In fact, he said, two Duma deputies recently proposed amendments to the law on animal cruelty that would specifically exempt dog hunters.

"I think the text of the amendment was written especially for the preparations for the World Cup," Timeskov said, "in order to help dog hunters to shoot and kill homeless animals in those cities where administrative rules prohibit it." He noted that there are several World Cup host cities, including St. Petersburg and Nizhny Novgorod, where this is the case.

"I can't help but think that the dog hunters are getting quasi-support from the authorities," Timeskov concluded. "There is a myth that the police are against dog hunting, but this is not true. When I sent the Interior Ministry a letter on this in 2011, I got an answer in which they said the ministry does not see anything criminal in the actions of dog hunters."

Timsekov recalled a case in Vladivostok in which a dog hunter who bragged online that he had killed more than 1,000 dogs was brought up on an administrative charge and fined 20,000 rubles ($350).

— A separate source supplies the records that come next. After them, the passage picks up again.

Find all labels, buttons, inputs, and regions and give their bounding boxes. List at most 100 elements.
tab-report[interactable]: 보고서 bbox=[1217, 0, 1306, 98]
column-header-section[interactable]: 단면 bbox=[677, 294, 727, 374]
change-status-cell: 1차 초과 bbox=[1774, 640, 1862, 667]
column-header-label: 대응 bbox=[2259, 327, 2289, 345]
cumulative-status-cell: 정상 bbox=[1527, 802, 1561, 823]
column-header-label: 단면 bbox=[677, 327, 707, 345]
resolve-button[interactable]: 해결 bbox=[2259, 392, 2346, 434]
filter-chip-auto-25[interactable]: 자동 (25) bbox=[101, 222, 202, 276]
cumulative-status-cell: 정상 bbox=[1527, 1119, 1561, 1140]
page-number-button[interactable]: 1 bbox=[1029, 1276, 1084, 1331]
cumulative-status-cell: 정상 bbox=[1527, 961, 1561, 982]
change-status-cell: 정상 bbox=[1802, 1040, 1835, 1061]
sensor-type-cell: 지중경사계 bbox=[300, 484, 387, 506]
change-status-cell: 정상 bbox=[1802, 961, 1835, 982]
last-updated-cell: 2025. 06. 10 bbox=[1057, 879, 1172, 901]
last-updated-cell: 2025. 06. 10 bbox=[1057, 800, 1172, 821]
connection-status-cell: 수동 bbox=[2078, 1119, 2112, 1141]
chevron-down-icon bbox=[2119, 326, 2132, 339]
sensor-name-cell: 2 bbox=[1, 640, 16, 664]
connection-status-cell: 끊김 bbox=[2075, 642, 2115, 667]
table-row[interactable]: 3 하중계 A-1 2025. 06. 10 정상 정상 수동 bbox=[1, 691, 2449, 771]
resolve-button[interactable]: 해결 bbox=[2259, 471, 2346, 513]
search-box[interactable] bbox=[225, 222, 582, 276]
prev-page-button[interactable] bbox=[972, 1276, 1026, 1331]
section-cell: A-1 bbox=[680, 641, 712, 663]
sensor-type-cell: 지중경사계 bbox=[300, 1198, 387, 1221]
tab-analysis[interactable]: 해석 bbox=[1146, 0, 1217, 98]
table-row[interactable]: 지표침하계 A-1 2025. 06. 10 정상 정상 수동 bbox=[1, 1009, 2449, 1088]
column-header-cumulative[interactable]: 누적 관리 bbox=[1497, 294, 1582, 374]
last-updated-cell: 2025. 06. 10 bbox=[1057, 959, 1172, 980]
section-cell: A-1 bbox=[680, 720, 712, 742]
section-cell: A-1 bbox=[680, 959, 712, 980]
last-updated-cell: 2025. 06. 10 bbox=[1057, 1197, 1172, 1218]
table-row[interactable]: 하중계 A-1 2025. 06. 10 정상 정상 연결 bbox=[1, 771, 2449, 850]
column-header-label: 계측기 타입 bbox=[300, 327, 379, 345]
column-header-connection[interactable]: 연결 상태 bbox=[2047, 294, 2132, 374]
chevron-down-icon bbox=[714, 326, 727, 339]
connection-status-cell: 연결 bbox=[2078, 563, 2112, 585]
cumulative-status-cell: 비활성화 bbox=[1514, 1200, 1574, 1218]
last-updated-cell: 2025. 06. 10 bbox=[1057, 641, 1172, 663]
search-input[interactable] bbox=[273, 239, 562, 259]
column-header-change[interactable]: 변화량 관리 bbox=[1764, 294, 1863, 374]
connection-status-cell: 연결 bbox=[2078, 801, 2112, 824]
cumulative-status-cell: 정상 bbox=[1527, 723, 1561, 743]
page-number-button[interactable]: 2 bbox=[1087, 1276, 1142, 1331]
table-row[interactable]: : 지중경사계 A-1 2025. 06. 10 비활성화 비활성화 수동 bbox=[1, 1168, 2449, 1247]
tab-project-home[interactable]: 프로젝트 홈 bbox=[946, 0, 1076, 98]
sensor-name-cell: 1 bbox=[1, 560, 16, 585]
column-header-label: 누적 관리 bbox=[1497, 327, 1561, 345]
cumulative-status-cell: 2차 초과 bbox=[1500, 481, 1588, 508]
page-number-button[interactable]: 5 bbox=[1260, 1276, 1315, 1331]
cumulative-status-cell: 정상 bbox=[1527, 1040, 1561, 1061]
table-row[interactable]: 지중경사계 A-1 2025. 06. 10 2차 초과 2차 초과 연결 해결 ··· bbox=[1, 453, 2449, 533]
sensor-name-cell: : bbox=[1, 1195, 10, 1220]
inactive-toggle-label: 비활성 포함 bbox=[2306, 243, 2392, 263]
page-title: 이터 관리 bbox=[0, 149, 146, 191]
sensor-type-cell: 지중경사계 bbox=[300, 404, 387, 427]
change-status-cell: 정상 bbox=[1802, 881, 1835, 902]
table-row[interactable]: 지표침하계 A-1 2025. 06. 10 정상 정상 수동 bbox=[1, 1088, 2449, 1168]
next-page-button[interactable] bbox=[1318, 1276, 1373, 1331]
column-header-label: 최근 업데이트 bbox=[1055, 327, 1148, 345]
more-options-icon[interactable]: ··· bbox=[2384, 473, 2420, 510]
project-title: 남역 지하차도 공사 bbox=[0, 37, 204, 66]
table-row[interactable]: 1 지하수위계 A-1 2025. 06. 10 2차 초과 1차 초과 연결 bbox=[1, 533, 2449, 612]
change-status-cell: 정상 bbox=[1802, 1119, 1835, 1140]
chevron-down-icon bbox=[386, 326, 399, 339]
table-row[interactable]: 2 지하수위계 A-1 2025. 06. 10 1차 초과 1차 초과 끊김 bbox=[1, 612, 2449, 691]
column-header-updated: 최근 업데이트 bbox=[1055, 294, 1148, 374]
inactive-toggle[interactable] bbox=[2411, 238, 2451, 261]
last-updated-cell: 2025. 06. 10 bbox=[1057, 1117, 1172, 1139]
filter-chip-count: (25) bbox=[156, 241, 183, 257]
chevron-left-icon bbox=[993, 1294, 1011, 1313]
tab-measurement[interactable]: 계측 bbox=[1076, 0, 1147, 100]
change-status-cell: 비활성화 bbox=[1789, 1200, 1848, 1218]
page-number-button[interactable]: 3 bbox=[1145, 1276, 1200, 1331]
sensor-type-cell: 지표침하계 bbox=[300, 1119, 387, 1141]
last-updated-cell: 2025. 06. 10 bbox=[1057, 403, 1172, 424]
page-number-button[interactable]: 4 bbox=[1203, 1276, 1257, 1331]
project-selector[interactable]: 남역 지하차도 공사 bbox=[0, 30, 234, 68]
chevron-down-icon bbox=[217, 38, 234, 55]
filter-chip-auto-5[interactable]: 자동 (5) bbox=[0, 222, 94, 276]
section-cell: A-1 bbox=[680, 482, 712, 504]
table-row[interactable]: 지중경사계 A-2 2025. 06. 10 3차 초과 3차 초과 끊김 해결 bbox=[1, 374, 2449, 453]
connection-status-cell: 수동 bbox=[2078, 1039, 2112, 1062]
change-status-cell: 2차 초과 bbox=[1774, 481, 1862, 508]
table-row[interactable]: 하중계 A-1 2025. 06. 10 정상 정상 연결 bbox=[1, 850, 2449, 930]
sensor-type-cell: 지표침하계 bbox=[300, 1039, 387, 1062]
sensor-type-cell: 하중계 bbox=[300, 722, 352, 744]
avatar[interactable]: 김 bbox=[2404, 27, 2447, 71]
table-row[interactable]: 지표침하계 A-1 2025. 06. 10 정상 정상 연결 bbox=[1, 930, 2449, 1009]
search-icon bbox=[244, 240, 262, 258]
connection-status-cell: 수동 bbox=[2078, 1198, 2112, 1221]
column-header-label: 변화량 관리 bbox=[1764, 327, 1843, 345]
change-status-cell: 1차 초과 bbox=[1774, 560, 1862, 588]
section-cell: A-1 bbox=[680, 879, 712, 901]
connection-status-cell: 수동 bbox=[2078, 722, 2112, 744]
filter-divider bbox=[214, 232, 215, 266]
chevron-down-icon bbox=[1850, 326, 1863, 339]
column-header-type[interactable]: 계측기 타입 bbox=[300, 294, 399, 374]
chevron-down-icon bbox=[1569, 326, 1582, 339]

Lyudmila Yevdokimova, an activist in Samara, said she remembers a 2015 case in her city involving a dog hunter named Aleksandr Sergeyev. A local woman, 63-year-old Lyudmila Safonova, came across Sergeyev as he was in the midst of killing a dog with a knife. When she tried to intervene, he stabbed her 12 times, killing her. A court later found him "not responsible" for psychological reasons and sentenced him only to treatment.

"Lyudmila paid with her life for saving that dog," Yevdokimova said. She added that Safonova's husband had told her Sergeyev's family offered him 2 million rubles to stop contesting the case. When they refused, Sergeyev's relatives said, "If you don't take it, someone else will."

"I later talked with the killer's family," Yevdokimova said. "I asked them if they were afraid [of Sergeyev] themselves and they said 'no.' If they aren't afraid of such a person, that means he is normal and the psychological evaluation was paid for."

St. Petersburg activist Timeskov said he sees no contradiction between the government's apparently brutal treatment of homeless animals and President Vladimir Putin's much-ballyhooed love of animals in general and dogs in particular.

"There is no paradox," Timeskov said. "Even among the dog hunters, there are some who own dogs, and I can tell you for sure that they love their own dogs.... [Soviet-era serial killer Andrei] Chikatilo could treat his own children with sincere tenderness but all the same rape and murder the children of others."